Of course, the implementation of the requirements as set forth in the circular are also of relevance for large insurance groups. In this respect, FINMA clarified its view that these rules do also apply to insurance groups and insurance conglomerates which are subject to group/conglomerate supervision under article 2 para. 1 let. d in conjunction with articles 65 and 73 ISA, meaning that the governance rules need to be followed by all supervised group entities. The implementation of these governance principles at a holding or parent company level are not sufficient. FINMA may approve individual exemptions where there is good reason for doing so, e.g., subsidiaries of insurance groups and of conglomerates supervised by FINMA.

The independence requirement also applies to the audit and risk committees of the board of directors. At least one third of the members of the audit and risk committees must be independent, and the chairman of the board shall not be a member of the audit committee or the chair of the risk committee.

As all of the above described independence requirements are likely to cause substantial personal and organisational changes within many insurance companies, for its implementation the circular grants a time period up to the end of December 2019. However, if an insurer wants to obtain and rely on an individual exemption, or wishes to request an extension of the 2019 deadline, it is recommendable to discuss with FINMA well in advance. 

In particular with respect to the independence requirement, the governance of insurers is now largely aligned with the governance rules of banks (except that for banks these rules need to be implemented by the end of June 2018).

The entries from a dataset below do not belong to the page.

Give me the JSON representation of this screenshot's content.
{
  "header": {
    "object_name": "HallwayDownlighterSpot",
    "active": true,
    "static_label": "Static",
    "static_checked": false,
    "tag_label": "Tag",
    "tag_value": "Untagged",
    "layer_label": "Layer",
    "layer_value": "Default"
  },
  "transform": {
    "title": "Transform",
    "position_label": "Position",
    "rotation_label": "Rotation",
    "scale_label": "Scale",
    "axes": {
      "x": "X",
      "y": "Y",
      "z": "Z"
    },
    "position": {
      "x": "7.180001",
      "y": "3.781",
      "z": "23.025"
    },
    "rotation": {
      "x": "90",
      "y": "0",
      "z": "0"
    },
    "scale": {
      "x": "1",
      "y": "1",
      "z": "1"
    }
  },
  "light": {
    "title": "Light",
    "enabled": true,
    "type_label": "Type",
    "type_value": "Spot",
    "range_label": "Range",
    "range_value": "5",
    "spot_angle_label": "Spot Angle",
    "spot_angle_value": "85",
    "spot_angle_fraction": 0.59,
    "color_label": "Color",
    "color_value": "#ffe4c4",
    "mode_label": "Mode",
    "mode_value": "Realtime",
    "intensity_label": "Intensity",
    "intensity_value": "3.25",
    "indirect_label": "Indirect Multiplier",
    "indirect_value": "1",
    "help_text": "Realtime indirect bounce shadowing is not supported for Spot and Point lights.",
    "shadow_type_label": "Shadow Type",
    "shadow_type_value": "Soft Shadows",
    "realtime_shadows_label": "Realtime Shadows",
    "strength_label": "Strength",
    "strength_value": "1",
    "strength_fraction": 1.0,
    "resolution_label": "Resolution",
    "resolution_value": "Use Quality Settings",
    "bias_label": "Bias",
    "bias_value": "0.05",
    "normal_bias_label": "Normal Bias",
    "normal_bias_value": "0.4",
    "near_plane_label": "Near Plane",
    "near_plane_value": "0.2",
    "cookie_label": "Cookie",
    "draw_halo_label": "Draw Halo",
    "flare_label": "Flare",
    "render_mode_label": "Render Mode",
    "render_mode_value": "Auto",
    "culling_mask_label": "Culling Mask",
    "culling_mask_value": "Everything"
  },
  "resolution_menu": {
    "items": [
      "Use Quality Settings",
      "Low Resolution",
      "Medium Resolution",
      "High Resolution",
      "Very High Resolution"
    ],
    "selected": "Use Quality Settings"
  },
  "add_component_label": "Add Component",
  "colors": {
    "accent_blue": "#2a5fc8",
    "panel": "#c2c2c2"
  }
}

3.  Mandatory Implementation of Risk Management and Compliance Functions

Insurance companies need to implement objective and independent risk management and compliance functions and have to employ respective specialists with a remuneration system in place that prevents conflicts of interest with the controlled business units.

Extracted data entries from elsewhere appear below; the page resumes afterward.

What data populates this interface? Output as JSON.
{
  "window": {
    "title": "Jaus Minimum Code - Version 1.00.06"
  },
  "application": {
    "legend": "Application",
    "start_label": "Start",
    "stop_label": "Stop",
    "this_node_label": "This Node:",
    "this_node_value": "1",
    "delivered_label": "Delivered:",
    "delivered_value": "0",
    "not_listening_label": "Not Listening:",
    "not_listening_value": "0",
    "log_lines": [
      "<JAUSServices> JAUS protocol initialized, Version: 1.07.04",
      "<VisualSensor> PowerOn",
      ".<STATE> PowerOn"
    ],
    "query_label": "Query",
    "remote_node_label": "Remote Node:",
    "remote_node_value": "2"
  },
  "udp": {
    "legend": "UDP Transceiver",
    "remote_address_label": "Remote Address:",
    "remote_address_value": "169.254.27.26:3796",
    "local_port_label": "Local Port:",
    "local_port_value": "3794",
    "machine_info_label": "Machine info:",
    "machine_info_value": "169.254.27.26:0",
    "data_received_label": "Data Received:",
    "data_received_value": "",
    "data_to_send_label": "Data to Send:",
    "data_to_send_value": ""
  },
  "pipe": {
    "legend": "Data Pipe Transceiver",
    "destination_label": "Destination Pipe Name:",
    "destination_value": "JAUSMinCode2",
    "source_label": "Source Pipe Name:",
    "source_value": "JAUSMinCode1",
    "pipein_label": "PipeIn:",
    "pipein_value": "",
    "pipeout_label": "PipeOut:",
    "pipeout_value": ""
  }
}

In view of article 27 para. 2 ISA, which gives FINMA the competence to exempt an insurer from its duty to implement an internal audit, it was suggested that FINMA should also have the competence to free insurance companies from the implementation of risk management and compliance functions.

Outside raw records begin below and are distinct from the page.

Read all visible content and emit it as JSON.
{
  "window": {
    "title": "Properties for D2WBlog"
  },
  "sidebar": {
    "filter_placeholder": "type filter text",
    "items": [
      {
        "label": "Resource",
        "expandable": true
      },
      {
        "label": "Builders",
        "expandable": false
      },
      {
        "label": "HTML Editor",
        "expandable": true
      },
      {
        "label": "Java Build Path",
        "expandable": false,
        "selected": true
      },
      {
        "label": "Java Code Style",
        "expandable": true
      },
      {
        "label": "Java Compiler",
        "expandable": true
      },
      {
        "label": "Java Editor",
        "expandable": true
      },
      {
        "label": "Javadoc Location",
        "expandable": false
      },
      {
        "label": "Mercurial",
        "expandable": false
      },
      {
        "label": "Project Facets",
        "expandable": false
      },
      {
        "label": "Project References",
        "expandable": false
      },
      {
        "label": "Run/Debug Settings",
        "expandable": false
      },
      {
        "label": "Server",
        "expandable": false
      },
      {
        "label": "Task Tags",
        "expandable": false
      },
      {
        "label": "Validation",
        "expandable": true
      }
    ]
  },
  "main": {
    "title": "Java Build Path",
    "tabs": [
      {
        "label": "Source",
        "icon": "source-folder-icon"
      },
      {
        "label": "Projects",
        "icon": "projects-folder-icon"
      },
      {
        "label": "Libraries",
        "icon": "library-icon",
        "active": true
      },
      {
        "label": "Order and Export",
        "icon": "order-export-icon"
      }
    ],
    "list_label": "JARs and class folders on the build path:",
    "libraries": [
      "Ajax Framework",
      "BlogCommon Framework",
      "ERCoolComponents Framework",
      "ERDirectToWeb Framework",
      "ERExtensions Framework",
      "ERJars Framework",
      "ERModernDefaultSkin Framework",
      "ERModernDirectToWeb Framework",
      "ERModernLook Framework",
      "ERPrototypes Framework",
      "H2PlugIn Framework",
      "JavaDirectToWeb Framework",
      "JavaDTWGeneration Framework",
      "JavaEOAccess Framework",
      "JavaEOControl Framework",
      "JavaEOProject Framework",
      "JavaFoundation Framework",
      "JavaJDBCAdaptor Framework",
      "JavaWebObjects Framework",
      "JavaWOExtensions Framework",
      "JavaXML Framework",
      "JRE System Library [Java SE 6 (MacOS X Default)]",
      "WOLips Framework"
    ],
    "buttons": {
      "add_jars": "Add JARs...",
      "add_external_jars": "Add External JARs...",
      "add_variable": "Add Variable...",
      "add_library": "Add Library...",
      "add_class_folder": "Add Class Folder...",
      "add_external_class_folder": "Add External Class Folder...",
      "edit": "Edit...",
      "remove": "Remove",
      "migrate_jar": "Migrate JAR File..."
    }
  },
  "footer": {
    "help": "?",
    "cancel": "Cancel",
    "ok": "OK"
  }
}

In the consultation process of circular 2017/2, FINMA published its view that the applicable legislation does not allow a similar approach as with the internal audit and the implementation of a risk management and a compliance function is mandatory for each insurer.

4.  Other New Regulation 

As of January 1, 2017, three other circulars relating to the insurance sector entered into force:

• FINMA Circular 2017/5 "Business plans - insurers" that consolidates insurers' business planning practice which had previously been published in a number of different documents.
  
  
• FINMA Circular 2017/3 "SST" clarifies the provisions of the Insurance Supervision Ordinance (ISO) in relation to the Swiss Solvency Test (SST) and consolidates current practice, which had previously been defined in a variety of other documents.
  
  
• FINMA Circular 2017/4 "Actuary responsible" now requires that deputy arrangements be put in place for the responsible actuary.

The publication of these circulars marks the end of a revision process which started in 2015 with the revised Insurance Supervision Ordinance.